Folglich liegt der Fokus auf den relativ nichtssagenden Beweggründen der Figuren, die allesamt ihre persönlichen Krisen zu durchleiden haben, um schließlich kollektiv an der imperialen Bedrohung zu knabbern. Adam Driver geht noch am ehesten als Gewinner aus der Trilogie hervor, begann er doch als blasser Schatten des großen Darth Vader und wusste mit der Zeit immer mehr Facetten in seine eindimensionale Figur zu bringen, sicher auch begünstigt durch die bemerkenswerte Entwicklung, die er als Schauspieler in anderen Filmproduktionen durchlaufen hat. Proportional umgekehrt verlor Daisy Ridley leider mit der Zeit den Glanz, der sie in Episode VII noch umschloss; dabei sollte dies nun eigentlich ihr Film sein. Das größte Opfer der Unentschlossenheit Disneys ist sicherlich in Oscar Isaac und John Boyega gefunden; nachdem die Beiden in Episode VIII derart zurechtgestutzt wurden, weiß Abrams sie bloß noch formal einzureihen. Sie schwimmen nun im Strom, ohne sich zuzutrauen, eigene Akzente zu setzen.
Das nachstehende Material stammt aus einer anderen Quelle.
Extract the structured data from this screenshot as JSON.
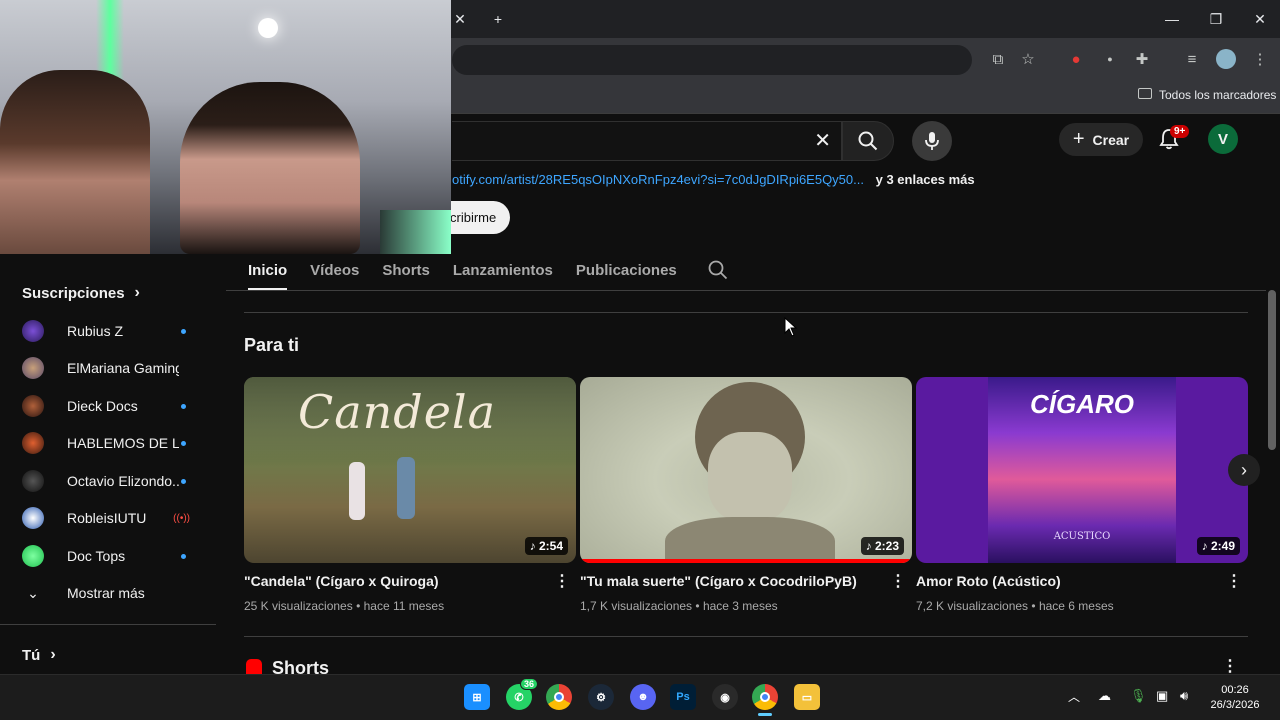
{
  "browser": {
    "bookmarks_label": "Todos los marcadores"
  },
  "youtube": {
    "create_label": "Crear",
    "notifications_badge": "9+",
    "avatar_letter": "V",
    "links": {
      "url": "otify.com/artist/28RE5qsOIpNXoRnFpz4evi?si=7c0dJgDIRpi6E5Qy50...",
      "more": "y 3 enlaces más"
    },
    "subscribe_label": "cribirme",
    "tabs": [
      "Inicio",
      "Vídeos",
      "Shorts",
      "Lanzamientos",
      "Publicaciones"
    ],
    "section_title": "Para ti",
    "shorts_title": "Shorts",
    "videos": [
      {
        "title": "\"Candela\" (Cígaro x Quiroga)",
        "duration": "2:54",
        "views": "25 K visualizaciones",
        "age": "hace 11 meses",
        "thumb_text": "Candela",
        "progress": 0
      },
      {
        "title": "\"Tu mala suerte\" (Cígaro x CocodriloPyB)",
        "duration": "2:23",
        "views": "1,7 K visualizaciones",
        "age": "hace 3 meses",
        "thumb_text": "",
        "progress": 1.0
      },
      {
        "title": "Amor Roto (Acústico)",
        "duration": "2:49",
        "views": "7,2 K visualizaciones",
        "age": "hace 6 meses",
        "thumb_text": "CÍGARO",
        "thumb_subtext": "ACUSTICO",
        "progress": 0
      }
    ]
  },
  "sidebar": {
    "subscriptions_title": "Suscripciones",
    "items": [
      {
        "name": "Rubius Z",
        "status": "new"
      },
      {
        "name": "ElMariana Gaming",
        "status": ""
      },
      {
        "name": "Dieck Docs",
        "status": "new"
      },
      {
        "name": "HABLEMOS DE L...",
        "status": "new"
      },
      {
        "name": "Octavio Elizondo...",
        "status": "new"
      },
      {
        "name": "RobleisIUTU",
        "status": "live"
      },
      {
        "name": "Doc Tops",
        "status": "new"
      }
    ],
    "show_more": "Mostrar más",
    "you_title": "Tú"
  },
  "taskbar": {
    "whatsapp_badge": "36",
    "time": "00:26",
    "date": "26/3/2026"
  },
  "colors": {
    "accent_red": "#ff0000",
    "link_blue": "#3ea6ff",
    "background": "#0f0f0f"
  }
}
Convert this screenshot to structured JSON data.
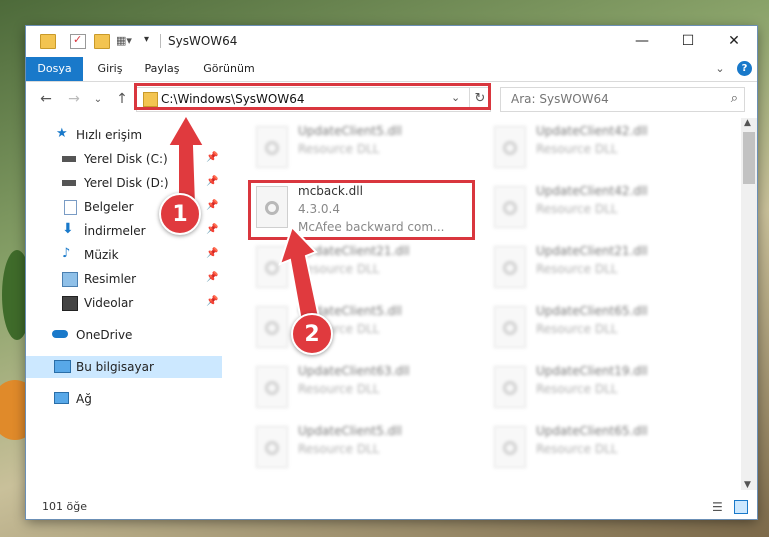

Man hätte „The Rise of Skywalker“ durchgängig so eine Schwerelosigkeit gewünscht, wie er sie in einzelnen Abschnitten durchaus verströmt. Wann immer das Setdesign so sehr hypnotisiert, dass man das strategische Figurenschach mal für einen Moment vergisst, strömt „Star Wars“ diesem Abschluss der dritten Trilogie aus allen Poren. Leider sind das immer nur Momentaufnahmen. Das Tauziehen um das Vermächtnis eines Giganten der Populärkultur hat zu einer Kompromisslösung geführt, die langfristig wohl niemanden zufrieden stellen wird. Lucas’ Prequel-Trilogie wird neuerdings zumindest dahingehend rehabilitiert, dass man die klare Vision des Schöpfers nun erkennt, auch wenn handwerkliche Aspekte der Episoden I – III (Computereffekte, Schauspiel, Digitallook) nach wie vor gerügt werden (nicht zu Unrecht). Es bleibt nun abzuwarten, wie beständig sich das heute noch gelobte Design gegen die Zeit behaupten kann. Ist dieses nämlich einmal porös, bleibt von der letzten Geschichte der Ära Skywalker nicht mehr übrig als die müde Imitation alter Gesten und eine große Luftblase.
“Star Wars: Die letzten Jedi” läuft seit dem 18. Dezember 2019 in den deutschen Kinos. Am 30. April 2020 erscheinen die physischen Datenträger für das Heimkino in vielen unterschiedlichen Editionen: Als DVD, Standard-Blu-ray, 3D-Steelbook und Dual Format mit Blu-ray und UHD.